O que mais pressiona os gastos públicos são disparadamente as despesas com os juros da dívida. Mas a pressão dos banqueiros não é por cortes nas despesas financeiras, que são as que mais desviam recursos do Tesouro Nacional. Para eles, as despesas financeiras são intocáveis. É como se elas fossem sagradas. Eles querem cortar exatamente nas despesas que o presidente Lula considera prioritárias, ou seja, na Saúde, na Educação, na Ciência e Tecnologia, na Defesa, etc.
SOCIEDADE ESTRANGULADA
De tudo o que é arrecadado, separa-se, de imediato, o que vai para os juros dos bancos. O que sobra é dividido para toda a sociedade. É sobre este pouco que sobra para a sociedade – batizado de “gasto primário” – que Fernando Haddad quer fazer os cortes. Ele faz isso para “acalmar” os banqueiros que querem ganhar cada vez mais com os juros. Não é por outro motivo que eles pressionam no sentido de que o Brasil tenha uma das taxas de juros mais altas do mundo.

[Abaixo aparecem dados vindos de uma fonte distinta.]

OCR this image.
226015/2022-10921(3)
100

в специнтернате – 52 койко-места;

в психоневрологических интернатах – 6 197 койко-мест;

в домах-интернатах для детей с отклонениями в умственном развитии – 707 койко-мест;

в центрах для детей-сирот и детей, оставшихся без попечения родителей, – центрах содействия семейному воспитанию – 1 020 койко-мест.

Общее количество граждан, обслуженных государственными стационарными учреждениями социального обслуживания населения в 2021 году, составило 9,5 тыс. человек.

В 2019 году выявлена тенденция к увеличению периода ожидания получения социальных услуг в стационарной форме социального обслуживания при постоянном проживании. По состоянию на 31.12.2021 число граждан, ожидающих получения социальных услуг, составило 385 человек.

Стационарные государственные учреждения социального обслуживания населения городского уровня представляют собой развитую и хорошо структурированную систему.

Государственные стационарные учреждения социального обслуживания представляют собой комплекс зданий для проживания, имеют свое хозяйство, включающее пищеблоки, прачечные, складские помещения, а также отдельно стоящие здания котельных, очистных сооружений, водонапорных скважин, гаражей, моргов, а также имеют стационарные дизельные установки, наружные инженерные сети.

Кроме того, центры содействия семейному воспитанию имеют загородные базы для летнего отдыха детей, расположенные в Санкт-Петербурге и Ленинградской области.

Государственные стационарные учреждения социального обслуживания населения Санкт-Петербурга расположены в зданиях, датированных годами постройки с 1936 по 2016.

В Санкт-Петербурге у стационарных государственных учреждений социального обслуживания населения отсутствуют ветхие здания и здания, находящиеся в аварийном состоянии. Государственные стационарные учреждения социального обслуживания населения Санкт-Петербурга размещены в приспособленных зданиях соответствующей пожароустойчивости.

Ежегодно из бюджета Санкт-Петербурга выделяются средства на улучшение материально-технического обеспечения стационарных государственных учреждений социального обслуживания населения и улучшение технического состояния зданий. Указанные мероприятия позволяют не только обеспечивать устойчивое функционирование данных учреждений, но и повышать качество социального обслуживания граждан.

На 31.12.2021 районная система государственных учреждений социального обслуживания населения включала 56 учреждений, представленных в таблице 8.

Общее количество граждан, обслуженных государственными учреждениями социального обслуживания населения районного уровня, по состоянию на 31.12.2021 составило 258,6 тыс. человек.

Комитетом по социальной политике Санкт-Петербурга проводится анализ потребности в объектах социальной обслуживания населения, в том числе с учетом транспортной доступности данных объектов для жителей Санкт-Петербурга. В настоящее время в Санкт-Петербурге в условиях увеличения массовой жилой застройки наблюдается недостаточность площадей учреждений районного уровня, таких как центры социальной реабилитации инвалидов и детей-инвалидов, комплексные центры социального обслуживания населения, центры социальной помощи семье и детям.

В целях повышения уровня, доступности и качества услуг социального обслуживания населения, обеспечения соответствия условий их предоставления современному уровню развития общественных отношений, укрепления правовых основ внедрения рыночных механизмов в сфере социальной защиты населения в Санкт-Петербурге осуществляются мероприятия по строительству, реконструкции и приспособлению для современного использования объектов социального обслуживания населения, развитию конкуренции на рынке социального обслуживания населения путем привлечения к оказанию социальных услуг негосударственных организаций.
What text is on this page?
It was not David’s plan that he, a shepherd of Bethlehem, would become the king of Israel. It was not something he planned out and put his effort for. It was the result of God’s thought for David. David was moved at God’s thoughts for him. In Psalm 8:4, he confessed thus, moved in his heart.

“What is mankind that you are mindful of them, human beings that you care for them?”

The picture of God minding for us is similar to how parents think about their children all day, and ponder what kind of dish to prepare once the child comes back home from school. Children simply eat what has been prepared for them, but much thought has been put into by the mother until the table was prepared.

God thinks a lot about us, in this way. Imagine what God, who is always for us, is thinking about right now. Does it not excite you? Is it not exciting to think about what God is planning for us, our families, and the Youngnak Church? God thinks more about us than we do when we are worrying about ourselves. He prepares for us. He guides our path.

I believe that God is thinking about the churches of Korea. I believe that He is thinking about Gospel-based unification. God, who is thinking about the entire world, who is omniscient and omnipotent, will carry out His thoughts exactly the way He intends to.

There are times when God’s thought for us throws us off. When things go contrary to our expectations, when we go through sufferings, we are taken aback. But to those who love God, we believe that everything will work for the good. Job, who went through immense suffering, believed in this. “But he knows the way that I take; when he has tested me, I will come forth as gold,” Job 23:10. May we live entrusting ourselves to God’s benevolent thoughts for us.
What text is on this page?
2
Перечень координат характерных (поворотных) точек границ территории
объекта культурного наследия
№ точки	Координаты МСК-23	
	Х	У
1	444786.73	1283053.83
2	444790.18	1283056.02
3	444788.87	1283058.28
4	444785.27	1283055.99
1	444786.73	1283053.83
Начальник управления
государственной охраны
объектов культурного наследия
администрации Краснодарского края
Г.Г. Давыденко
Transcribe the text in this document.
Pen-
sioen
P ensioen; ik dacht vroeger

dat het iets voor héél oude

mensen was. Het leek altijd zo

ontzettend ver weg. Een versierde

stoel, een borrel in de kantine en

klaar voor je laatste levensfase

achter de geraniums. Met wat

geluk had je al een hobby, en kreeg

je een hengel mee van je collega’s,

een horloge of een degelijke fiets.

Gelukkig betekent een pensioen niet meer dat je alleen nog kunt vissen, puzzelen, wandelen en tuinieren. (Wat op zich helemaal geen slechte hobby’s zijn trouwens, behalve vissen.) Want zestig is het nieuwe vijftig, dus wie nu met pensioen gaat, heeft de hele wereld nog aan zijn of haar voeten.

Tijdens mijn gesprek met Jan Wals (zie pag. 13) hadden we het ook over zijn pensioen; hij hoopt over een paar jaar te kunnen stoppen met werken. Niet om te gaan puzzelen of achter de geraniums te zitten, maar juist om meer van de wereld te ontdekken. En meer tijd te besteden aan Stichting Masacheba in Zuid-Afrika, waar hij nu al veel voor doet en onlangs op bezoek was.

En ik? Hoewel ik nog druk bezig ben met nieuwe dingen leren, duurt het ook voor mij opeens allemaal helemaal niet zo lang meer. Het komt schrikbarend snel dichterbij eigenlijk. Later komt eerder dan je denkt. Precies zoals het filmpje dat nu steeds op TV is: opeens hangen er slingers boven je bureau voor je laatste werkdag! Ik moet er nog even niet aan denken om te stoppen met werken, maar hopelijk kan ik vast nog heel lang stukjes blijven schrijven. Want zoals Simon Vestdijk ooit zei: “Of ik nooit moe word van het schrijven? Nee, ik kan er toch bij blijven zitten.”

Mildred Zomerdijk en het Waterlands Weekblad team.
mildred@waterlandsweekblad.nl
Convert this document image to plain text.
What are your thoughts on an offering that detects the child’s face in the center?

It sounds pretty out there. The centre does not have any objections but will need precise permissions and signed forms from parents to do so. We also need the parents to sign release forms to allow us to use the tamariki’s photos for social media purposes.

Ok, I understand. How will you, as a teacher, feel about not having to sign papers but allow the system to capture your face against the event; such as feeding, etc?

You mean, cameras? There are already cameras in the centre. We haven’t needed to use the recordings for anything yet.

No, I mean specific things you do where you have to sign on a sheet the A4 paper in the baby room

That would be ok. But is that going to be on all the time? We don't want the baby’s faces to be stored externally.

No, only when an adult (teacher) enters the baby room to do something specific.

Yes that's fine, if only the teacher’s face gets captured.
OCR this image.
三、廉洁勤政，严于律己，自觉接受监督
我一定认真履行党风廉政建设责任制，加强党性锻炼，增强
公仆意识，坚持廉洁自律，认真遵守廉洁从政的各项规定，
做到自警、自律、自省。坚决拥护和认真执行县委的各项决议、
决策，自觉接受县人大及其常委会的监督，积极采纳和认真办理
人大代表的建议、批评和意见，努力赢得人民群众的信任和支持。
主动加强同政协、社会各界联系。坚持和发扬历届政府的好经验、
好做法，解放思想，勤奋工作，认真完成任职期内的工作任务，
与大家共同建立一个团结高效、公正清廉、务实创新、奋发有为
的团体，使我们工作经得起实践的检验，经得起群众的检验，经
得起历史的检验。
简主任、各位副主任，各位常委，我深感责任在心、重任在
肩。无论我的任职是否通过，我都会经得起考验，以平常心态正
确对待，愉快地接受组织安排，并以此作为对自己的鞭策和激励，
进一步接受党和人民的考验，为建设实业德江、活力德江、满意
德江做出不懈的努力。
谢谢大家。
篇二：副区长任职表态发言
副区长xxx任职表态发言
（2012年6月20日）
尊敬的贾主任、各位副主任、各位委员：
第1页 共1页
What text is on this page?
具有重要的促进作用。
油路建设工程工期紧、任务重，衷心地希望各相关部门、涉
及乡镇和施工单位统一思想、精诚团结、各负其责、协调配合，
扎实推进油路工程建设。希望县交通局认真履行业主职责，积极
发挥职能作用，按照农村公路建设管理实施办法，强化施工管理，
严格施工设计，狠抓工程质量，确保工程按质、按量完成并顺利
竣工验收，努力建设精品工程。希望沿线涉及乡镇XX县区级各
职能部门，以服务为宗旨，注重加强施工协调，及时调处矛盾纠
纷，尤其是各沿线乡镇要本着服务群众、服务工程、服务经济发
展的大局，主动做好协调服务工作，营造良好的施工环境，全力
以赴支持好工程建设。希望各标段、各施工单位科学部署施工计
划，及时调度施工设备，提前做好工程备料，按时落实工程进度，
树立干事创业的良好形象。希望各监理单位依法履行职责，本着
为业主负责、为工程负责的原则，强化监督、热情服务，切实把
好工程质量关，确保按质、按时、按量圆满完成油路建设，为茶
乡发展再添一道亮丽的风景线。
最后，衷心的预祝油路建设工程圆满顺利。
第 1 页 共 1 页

Na entrevista desta quarta-feira (16), Fernando Haddad não deixou dúvida de qual é a sua prioridade. Ele disse que o objetivo dos cortes é dar vida longa ao seu arcabouço fiscal. Garantiu que o gasto público “já está contido” por conta do arcabouço. “Vida longa ao arcabouço fiscal para que não paire mais incertezas sobre a trajetória das finanças públicas no Brasil”, disse Haddad. A reunião dos banqueiros com Lula, montada por ele, só serviu para elevar a pressão sobre o governo pelos cortes.